En lo que respecta al segundo y a diferencia del adscrito a la aurora, el "crepuscular" es quien más se hace oír en nuestro siglo. Un pensador, en el mejor de los casos -disco rayado en el peor-, nihilista, cataclísmico y capaz en su reiteración de tenernos con el alma en vilo antes de dejarnos exhaustos. Por lo demás, y con una ética menos perfilada que el anterior, Eos, sus ocasos acogen expectativas varias y a cual más sombría: la brújula se ha desnortado y eso no hay quien lo remedie, mediocridades e inepcias se han mundializado, el éxito económico representa hoy un valor ético-estético y cualquier expresión alternativa, incluso el arte, está agotada. El caso es que los crepusculares no andan, en mi humilde opinión, totalmente desencaminados, aunque no puedan presentarse, al igual que los Eos, como novedosos. Porque si los que dicen traernos la aurora beben de verdades con sólo una respuesta que a veces se antoja imposible, los otros parecen un remedo de la Generación del 98, aunque con un siglo y pico más a cuestas. ¿Hay alguien más? Y es que si la credibilidad del llamado intelectual, uno u otro, ha de sustentarse en alguna de las premisas citadas: objetividad fundada en el conocimiento, rigor e independencia, estoy por concluir que mucho de lo que oímos y leemos, incluidas estas líneas, debieran tomarse a título de pasatiempo. Aun concediendo la mejor intención a opinantes y tertulianos.
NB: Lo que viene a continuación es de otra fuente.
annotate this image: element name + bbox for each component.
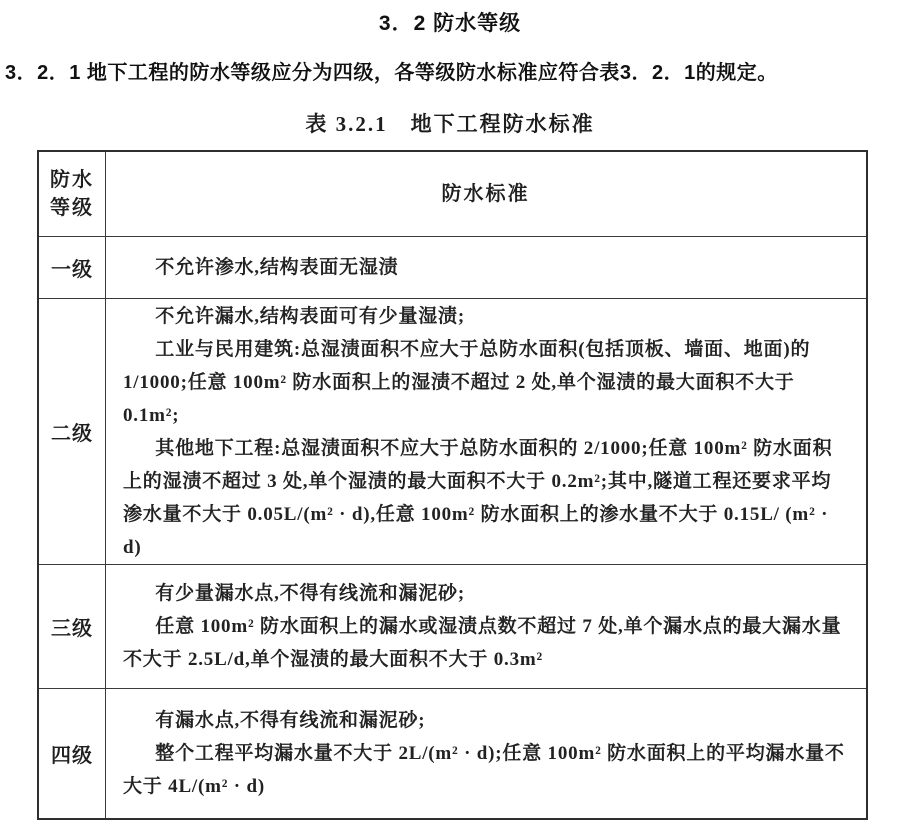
table-caption: 表 3.2.1 地下工程防水标准 [305,112,595,136]
waterproofing-standard-table [37,150,868,820]
table-row-grade-1 [39,236,866,298]
clause-3-2-1-text: 3．2．1 地下工程的防水等级应分为四级，各等级防水标准应符合表3．2．1的规定。 [5,62,778,84]
grade-2-standard-cell [106,299,866,564]
grade-1-label-cell [39,237,106,298]
grade-2-label-cell [39,299,106,564]
table-row-grade-3 [39,564,866,688]
grade-3-label-cell [39,565,106,688]
grade-4-label: 四级 [51,745,93,767]
grade-3-paragraph-1: 有少量漏水点,不得有线流和漏泥砂; [155,583,465,604]
grade-2-paragraph-1: 不允许漏水,结构表面可有少量湿渍; [155,305,465,327]
grade-2-label: 二级 [51,423,93,445]
grade-3-standard-cell [106,565,866,688]
table-row-grade-2 [39,298,866,564]
grade-4-paragraph-1: 有漏水点,不得有线流和漏泥砂; [155,710,426,731]
header-cell-grade [39,152,106,236]
table-header-row [39,152,866,236]
grade-1-standard-cell [106,237,866,298]
grade-1-paragraph-1: 不允许渗水,结构表面无湿渍 [155,257,399,278]
grade-4-label-cell [39,689,106,818]
grade-3-paragraph-2: 任意 100m² 防水面积上的漏水或湿渍点数不超过 7 处,单个漏水点的最大漏水量不大于 2.5L/d,单个湿渍的最大面积不大于 0.3m² [123,616,842,670]
grade-4-standard-cell [106,689,866,818]
standard-header-label: 防水标准 [441,183,530,205]
section-title: 3．2 防水等级 [378,12,522,35]
grade-4-paragraph-2: 整个工程平均漏水量不大于 2L/(m² · d);任意 100m² 防水面积上的平均漏水量不大于 4L/(m² · d) [123,743,845,797]
header-cell-standard [106,152,866,236]
grade-header-line2: 等级 [50,197,94,219]
grade-header-line1: 防水 [50,169,94,191]
grade-3-label: 三级 [51,618,93,640]
grade-2-paragraph-2: 工业与民用建筑:总湿渍面积不应大于总防水面积(包括顶板、墙面、地面)的 1/1000;任意 100m² 防水面积上的湿渍不超过 2 处,单个湿渍的最大面积不大于 0.1m²; [123,338,811,426]
grade-2-paragraph-3: 其他地下工程:总湿渍面积不应大于总防水面积的 2/1000;任意 100m² 防水面积上的湿渍不超过 3 处,单个湿渍的最大面积不大于 0.2m²;其中,隧道工程还要求平均渗水量不大于 0.05L/(m² · d),任意 100m² 防水面积上的渗水量不大于 0.15L/ (m² · d) [123,437,833,558]
table-row-grade-4 [39,688,866,818]
grade-1-label: 一级 [51,259,93,281]
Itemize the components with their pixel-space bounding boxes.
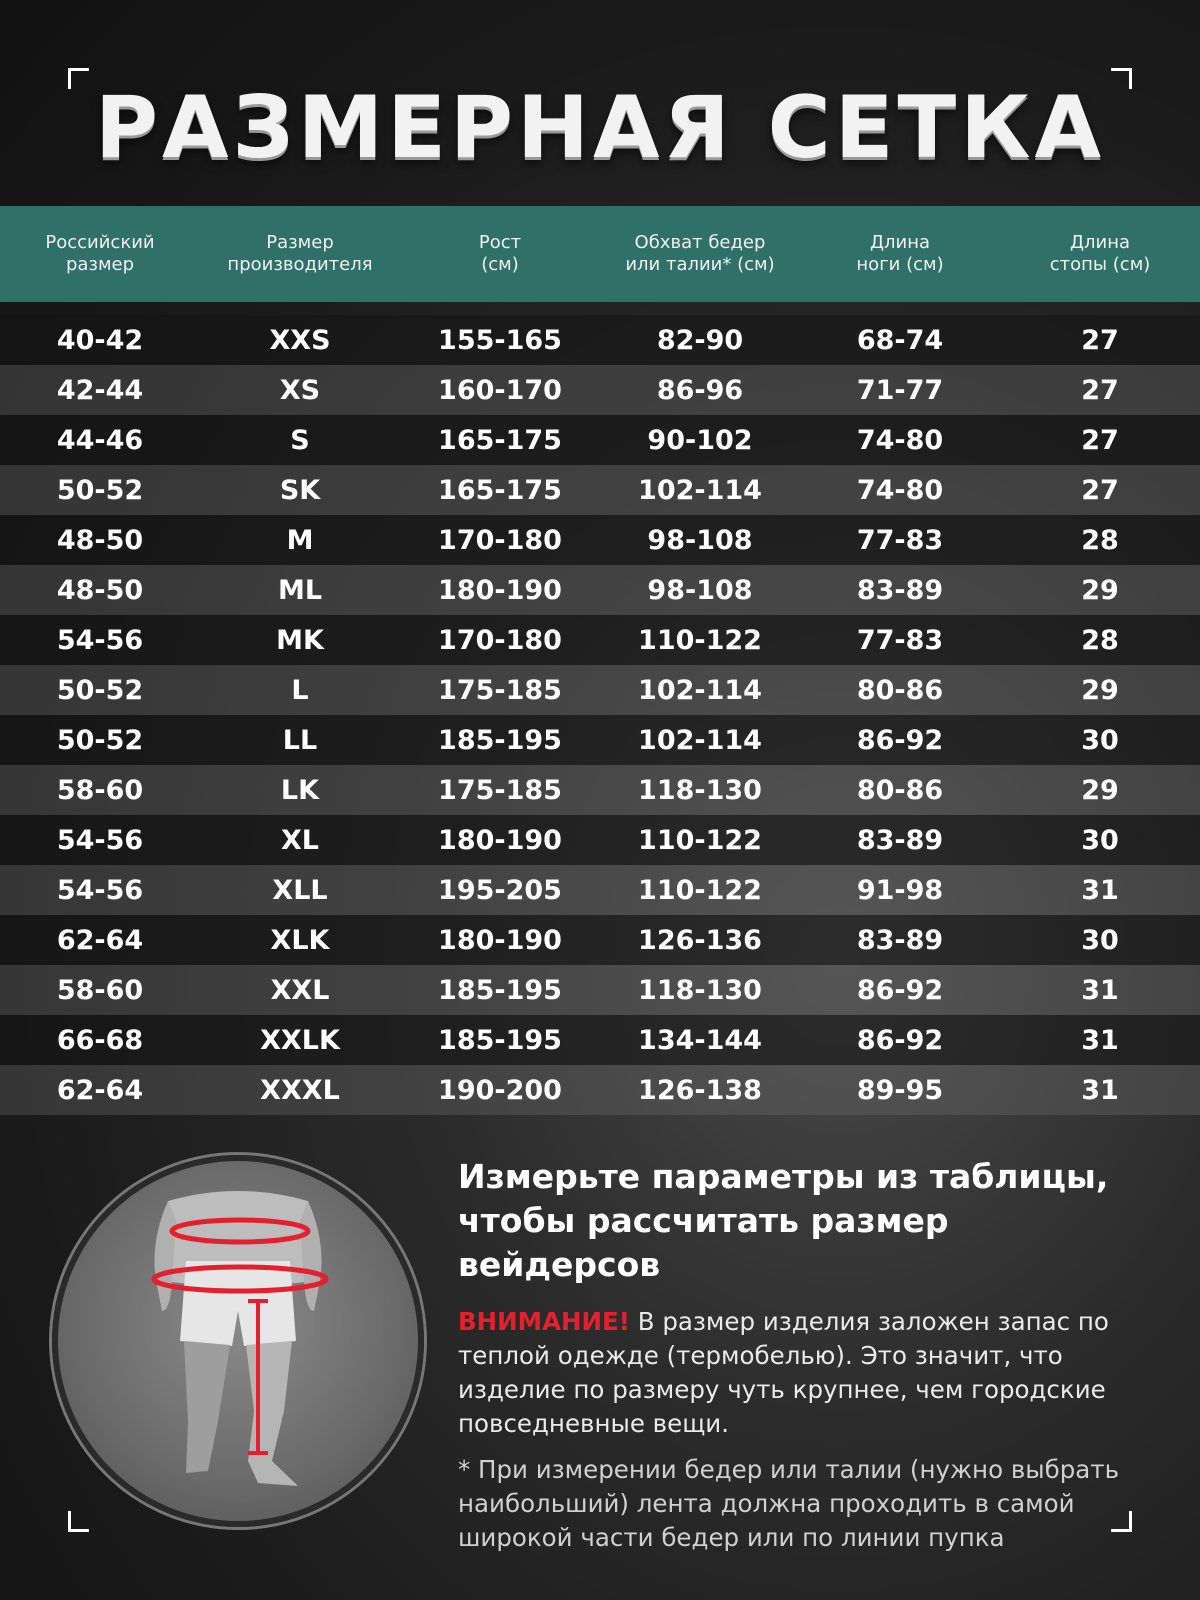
- cell-height: 185-195: [438, 724, 562, 756]
- cell-hip-waist: 118-130: [638, 774, 762, 806]
- cell-ru-size: 48-50: [56, 574, 144, 606]
- cell-leg-length: 80-86: [856, 774, 944, 806]
- table-row: [0, 615, 1200, 665]
- cell-leg-length: 91-98: [856, 874, 944, 906]
- cell-hip-waist: 102-114: [638, 474, 762, 506]
- cell-maker-size: LL: [282, 724, 318, 756]
- cell-hip-waist: 110-122: [638, 874, 762, 906]
- cell-height: 180-190: [438, 824, 562, 856]
- cell-maker-size: MK: [276, 624, 324, 656]
- cell-maker-size: XS: [279, 374, 321, 406]
- cell-height: 155-165: [438, 324, 562, 356]
- table-row: [0, 815, 1200, 865]
- header-leg-length: Длина ноги (см): [856, 232, 944, 275]
- cell-leg-length: 71-77: [856, 374, 944, 406]
- cell-ru-size: 62-64: [56, 1074, 144, 1106]
- cell-foot-length: 27: [1081, 324, 1119, 356]
- warning-paragraph: [458, 1305, 1148, 1441]
- cell-maker-size: ML: [277, 574, 323, 606]
- cell-height: 175-185: [438, 774, 562, 806]
- cell-maker-size: XXLK: [260, 1024, 340, 1056]
- measure-instructions: [458, 1155, 1148, 1555]
- cell-leg-length: 86-92: [856, 974, 944, 1006]
- cell-maker-size: SK: [279, 474, 321, 506]
- header-maker-size: Размер производителя: [227, 232, 373, 275]
- cell-maker-size: XL: [280, 824, 320, 856]
- cell-hip-waist: 126-136: [638, 924, 762, 956]
- measurement-note: * При измерении бедер или талии (нужно выбрать наибольший) лента должна проходить в самой широкой части бедер или по линии пупка: [458, 1455, 1120, 1552]
- cell-height: 165-175: [438, 424, 562, 456]
- cell-ru-size: 50-52: [56, 474, 144, 506]
- table-row: [0, 765, 1200, 815]
- cell-hip-waist: 90-102: [647, 424, 753, 456]
- cell-maker-size: XLL: [272, 874, 328, 906]
- table-row: [0, 715, 1200, 765]
- cell-hip-waist: 98-108: [647, 524, 753, 556]
- cell-foot-length: 29: [1081, 574, 1119, 606]
- warning-label: ВНИМАНИЕ!: [458, 1307, 630, 1336]
- cell-ru-size: 50-52: [56, 724, 144, 756]
- cell-foot-length: 28: [1081, 624, 1119, 656]
- cell-foot-length: 30: [1081, 824, 1119, 856]
- cell-foot-length: 27: [1081, 374, 1119, 406]
- cell-maker-size: XXXL: [260, 1074, 340, 1106]
- cell-ru-size: 54-56: [56, 874, 144, 906]
- cell-height: 185-195: [438, 1024, 562, 1056]
- table-row: [0, 465, 1200, 515]
- warning-text: В размер изделия заложен запас по теплой одежде (термобелью). Это значит, что изделие по размеру чуть крупнее, чем городские повседневные вещи.: [458, 1307, 1109, 1438]
- header-ru-size: Российский размер: [45, 232, 155, 275]
- cell-ru-size: 42-44: [56, 374, 144, 406]
- cell-maker-size: XLK: [270, 924, 330, 956]
- cell-height: 165-175: [438, 474, 562, 506]
- cell-ru-size: 48-50: [56, 524, 144, 556]
- table-row: [0, 915, 1200, 965]
- cell-ru-size: 54-56: [56, 624, 144, 656]
- cell-hip-waist: 126-138: [638, 1074, 762, 1106]
- cell-ru-size: 58-60: [56, 774, 144, 806]
- cell-height: 185-195: [438, 974, 562, 1006]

Precisamos de quienes demuestren acreditación para abrirnos la puerta a una nueva mirada, lo cual, más que función de ese intelectual genérico, podría serlo de especialistas. Con habilidad divulgadora si quieren, lo que no suele caracterizar a muchos filósofos. Ni a muchos científicos. En esa tesitura, quizá no fuera descabellado deducir que, seguramente, de lo que estamos necesitados en estas nuestras vigilias de sinsabores, es de información veraz. También de análisis expertos sobre la misma, claro está, pero por parte de equipos interdisciplinares que suplan mutuamente sus carencias y sesgos para ofrecernos una visión autorizada y sin autorías que apuntalen sus egos. Y ajena a elitismos, aunque ello contradiga a Ortega y su prevención frente a la democratización intelectual. Algo así como ONGs para la comprensión ciudadana, pero sin subvenciones públicas que las maniaten. No parece empresa fácil y, mientras se encarnan, seguiremos oyendo que la austeridad a ultranza es la única salida, aunque de suprimirse los dineros negros, contaríamos con dos. Lo que falta precisar es hacia dónde las salidas, así que una tercera vía, ¡pero ya! Con pies y cabeza. O cabezas, mejor: otras que las que hemos padecido hasta aquí. Y amuebladas; no de voluntarioso aprendiz.